The IPCC recently released a report on the requirements to contain global warming to 1.5oC. The scientific community has determined this to the threshold below which the impacts are believed to be manageable without major planetary trauma. The report makes the case that the actions required are viable, with a big caveat: large scale, collaborative action is required by all countries. It reports that not one country currently has the necessary program in place.
The level of disconnect is made clear by a 500 page July 2018 Environmental Assessment Report prepared for the US government. This report was prepared by consultant ICF to define the appropriate US efficiency standards for vehicles made from 2021 to 2025.
The report recommends that fuel efficiency requirements should not be increased and a planned reduction for 2021 should be cancelled. Which is presumably what the administration was asking for.
The rationale used for the conclusion was that although increased efficiency in US vehicles would significantly and progressively decrease vehicle emissions, that alone will not prevent the global atmospheric CO2 concentration from reaching 800ppm in 2100. It would therefore not prevent the global temperature from rising 4oC.
By accepting this conclusion, the US government is telling us that the planet will be 4oC warmer than preindustrial levels by 2100. It does not describe the consequences of giving up on a lower target.
The mathematics used to justify the predictions assume that no further changes to vehicle emissions would be made after 2025. This presumes that even if progressive reductions were made over the next 5 year cycle, future generations would either stop innovating and/or caring about climate change.

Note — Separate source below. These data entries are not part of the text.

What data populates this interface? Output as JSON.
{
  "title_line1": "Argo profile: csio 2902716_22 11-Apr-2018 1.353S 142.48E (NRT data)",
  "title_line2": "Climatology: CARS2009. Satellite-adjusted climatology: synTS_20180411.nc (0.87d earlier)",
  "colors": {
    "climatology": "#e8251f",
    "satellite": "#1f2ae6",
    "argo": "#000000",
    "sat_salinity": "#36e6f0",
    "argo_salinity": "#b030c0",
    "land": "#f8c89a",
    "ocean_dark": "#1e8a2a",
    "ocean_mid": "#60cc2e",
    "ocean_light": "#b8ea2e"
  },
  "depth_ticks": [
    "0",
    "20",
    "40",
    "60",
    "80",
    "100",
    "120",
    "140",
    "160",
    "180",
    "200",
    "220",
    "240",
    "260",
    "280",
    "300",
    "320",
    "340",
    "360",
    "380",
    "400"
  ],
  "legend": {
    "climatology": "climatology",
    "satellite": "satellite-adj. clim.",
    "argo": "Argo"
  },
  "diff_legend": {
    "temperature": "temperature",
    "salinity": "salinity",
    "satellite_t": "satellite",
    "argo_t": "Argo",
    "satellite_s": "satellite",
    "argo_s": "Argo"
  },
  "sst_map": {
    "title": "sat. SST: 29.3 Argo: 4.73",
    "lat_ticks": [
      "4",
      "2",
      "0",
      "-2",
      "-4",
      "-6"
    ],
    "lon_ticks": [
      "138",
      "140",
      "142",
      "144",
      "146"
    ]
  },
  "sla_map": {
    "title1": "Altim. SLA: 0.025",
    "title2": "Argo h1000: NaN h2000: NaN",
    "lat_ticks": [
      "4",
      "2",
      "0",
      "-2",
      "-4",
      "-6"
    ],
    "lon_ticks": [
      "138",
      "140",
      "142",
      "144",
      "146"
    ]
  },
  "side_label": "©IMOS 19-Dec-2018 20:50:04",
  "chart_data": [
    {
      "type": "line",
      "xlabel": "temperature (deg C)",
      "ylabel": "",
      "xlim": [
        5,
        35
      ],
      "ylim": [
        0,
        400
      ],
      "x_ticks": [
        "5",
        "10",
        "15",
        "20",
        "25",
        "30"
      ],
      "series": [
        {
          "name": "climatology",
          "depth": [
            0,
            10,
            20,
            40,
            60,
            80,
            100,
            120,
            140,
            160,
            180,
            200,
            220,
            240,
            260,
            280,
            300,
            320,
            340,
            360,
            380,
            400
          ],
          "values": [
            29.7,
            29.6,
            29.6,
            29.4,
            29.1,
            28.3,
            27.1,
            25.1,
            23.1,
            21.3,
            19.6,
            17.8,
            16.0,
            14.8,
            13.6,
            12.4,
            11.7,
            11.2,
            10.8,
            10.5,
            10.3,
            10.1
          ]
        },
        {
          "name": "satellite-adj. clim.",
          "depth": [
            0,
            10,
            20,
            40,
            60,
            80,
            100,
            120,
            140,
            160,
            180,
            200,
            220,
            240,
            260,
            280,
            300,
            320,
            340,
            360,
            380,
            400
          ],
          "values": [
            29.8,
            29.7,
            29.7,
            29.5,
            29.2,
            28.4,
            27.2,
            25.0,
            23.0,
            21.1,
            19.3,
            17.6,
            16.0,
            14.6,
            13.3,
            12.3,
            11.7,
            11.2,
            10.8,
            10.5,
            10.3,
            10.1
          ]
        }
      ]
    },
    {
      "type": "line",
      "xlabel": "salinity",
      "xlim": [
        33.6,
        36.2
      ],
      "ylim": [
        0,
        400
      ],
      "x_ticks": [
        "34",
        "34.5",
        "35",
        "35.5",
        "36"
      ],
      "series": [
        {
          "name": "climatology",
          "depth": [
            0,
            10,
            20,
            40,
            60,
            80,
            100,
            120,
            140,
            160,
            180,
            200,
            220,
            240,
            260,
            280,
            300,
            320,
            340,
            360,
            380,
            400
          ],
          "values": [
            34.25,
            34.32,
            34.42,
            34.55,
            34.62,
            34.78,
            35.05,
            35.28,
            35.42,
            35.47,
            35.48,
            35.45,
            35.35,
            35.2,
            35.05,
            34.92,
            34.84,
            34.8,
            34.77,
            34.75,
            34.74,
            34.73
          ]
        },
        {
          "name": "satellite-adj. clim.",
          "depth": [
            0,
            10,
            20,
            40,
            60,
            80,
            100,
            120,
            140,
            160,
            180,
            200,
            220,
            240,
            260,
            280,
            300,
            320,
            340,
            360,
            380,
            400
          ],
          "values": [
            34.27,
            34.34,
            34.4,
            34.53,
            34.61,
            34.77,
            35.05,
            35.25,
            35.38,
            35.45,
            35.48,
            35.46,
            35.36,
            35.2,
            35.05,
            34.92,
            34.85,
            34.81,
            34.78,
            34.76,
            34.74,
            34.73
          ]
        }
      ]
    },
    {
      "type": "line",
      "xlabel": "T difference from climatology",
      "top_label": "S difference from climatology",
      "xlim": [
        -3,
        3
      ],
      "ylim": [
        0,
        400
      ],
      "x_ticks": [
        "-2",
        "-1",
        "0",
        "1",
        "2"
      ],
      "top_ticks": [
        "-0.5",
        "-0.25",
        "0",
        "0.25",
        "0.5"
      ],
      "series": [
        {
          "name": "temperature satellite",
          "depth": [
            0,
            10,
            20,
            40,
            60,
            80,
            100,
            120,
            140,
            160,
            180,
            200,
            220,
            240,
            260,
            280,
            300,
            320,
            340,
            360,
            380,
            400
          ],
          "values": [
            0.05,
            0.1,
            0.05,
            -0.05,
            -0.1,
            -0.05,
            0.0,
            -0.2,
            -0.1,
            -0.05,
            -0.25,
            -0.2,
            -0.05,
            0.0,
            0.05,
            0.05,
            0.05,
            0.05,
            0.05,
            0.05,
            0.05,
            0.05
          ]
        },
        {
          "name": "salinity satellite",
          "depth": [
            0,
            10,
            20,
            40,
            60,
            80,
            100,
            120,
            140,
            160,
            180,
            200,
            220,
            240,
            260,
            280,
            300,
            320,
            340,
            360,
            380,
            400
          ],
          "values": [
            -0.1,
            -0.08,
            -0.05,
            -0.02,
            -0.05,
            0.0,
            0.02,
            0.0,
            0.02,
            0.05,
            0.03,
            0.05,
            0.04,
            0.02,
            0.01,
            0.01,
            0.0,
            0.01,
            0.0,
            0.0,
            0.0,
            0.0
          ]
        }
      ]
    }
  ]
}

The decision means that the US government will only require an action if that action by itself over a short time frame will avert long term catastrophe. This is the opposite of the large scale, progressive action the IPCC says is required. It is also contrary to what any of us would expect from a doctor, teacher, engineer or business person asked to confront a serious problem – mobilize all available resources on multiple fronts.
Isn't it time for this more optimistic, collaborative approach to become the norm in how we tackle climate change?